A There are conflicting opinions on whether spreading our diet over four or five smaller meals a day is more beneficial than eating three larger meals. Whilst some evidence has shown that eating smaller, more frequent meals can potentially help stave off hunger and help some people to lose weight, this pattern of eating is not always suitable, or even necessary, for others.

There’s no single right answer to suit everyone about meal frequency. Each person must consider several factors, such as time and working commitments, when planning their eating pattern. Whilst five smaller meals a day may be beneficial for one person, it may not be achievable for another. The most important thing is that we eat a sustainable, healthy and well-balanced diet. Choose a variety of foods from the five main food groups and include five portions of fruit and vegetables daily.

Answered by Robbie Green
Robbie Green RD (MSc) previously worked as a chef. A passion for food, health and fitness guided him towards his current career as a clinical Dietitian.

Q2 How are vitamins and minerals stored in the body?

A Vitamins and minerals are essential for good health and because our bodies cannot make them (except for vitamin D, K and niacin), they need to be supplied to our bodies from our diet. But, how our bodies store and use these nutrients depends on their chemical make-up. Vitamins fall into two categories: Fat-soluble vitamins (A, D, E, and K) are transported around the body in fat and can be stored in the liver and fatty tissues. By contrast, water-soluble vitamins (vitamin C and the B vitamins) are carried in water to specific body tissues where they are needed. This means your body can’t store them because you pass any excess through urine, so you need a fresh supply of these vitamins every day.

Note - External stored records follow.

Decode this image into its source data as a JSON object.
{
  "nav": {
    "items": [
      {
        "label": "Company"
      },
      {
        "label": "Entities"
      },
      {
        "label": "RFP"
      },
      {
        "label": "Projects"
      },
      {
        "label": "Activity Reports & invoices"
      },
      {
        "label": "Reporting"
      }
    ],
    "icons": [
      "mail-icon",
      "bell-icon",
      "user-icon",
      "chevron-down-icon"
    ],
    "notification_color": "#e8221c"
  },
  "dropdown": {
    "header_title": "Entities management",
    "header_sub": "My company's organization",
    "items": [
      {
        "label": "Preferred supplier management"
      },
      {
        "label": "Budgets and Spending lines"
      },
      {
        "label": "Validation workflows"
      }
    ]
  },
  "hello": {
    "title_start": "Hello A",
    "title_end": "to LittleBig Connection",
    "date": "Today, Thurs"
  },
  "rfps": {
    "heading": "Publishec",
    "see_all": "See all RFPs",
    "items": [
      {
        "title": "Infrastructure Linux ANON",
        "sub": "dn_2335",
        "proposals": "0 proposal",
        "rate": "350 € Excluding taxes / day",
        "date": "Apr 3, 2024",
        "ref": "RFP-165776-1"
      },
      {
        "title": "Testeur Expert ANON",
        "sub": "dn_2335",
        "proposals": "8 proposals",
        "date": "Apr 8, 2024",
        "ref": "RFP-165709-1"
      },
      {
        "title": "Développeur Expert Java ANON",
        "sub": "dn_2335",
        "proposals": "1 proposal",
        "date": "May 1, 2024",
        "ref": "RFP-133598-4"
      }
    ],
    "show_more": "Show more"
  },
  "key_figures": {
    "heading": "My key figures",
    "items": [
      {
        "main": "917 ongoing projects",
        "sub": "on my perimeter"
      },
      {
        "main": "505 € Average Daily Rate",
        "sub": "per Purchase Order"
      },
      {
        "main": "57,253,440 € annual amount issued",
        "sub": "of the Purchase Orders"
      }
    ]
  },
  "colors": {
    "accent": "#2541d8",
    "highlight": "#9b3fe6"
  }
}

Minerals, like vitamins, are found throughout our bodies and each one is responsible for a variety of essential processes. For example, you find calcium and phosphorus in abundance in your skeleton, as they are responsible for strong bones and teeth, sodium and potassium are vital constituents of body fluids to maintain adequate hydration and iron is a crucial component of haemoglobin in red blood cells, which transports oxygen round the body.

Making sure your body has all the vitamins and minerals it needs, at any given time, will help your body do what it does best – help you survive and thrive.

Answered by Helen Bond
Helen Bond RD has 20 years’ experience working in the NHS, in PR, within the media and across the food and pharmaceutical industries.

Q3 What is the difference between exercise and physical activity?

A Physical activity is any movement we do in our daily lives that burns calories. This includes activities such as walking up the stairs, doing the hoovering, strolling to the shops, gardening or cooking. Exercise refers to a planned event that’s repetitive and often done to maintain or improve physical fitness, such as a body conditioning or weight lifting class. Adults aged between 19 and 64 years should try to be active daily and do at least 150 minutes of moderate aerobic activity a week and strength exercises on two or more days a week. Moderate aerobic activity can include swimming, fast walking and many other activities that get you slightly out of breath but still able to have a conversation. Strength exercises may include yoga, weightlifting or other exercises that work the major muscle groups.

Answer by Chloe Hall
Chloe Hall BSc (Hons) RD, MSc in Applied Sport and Exercise Nutrition, works as a Community Dietitian within the NHS.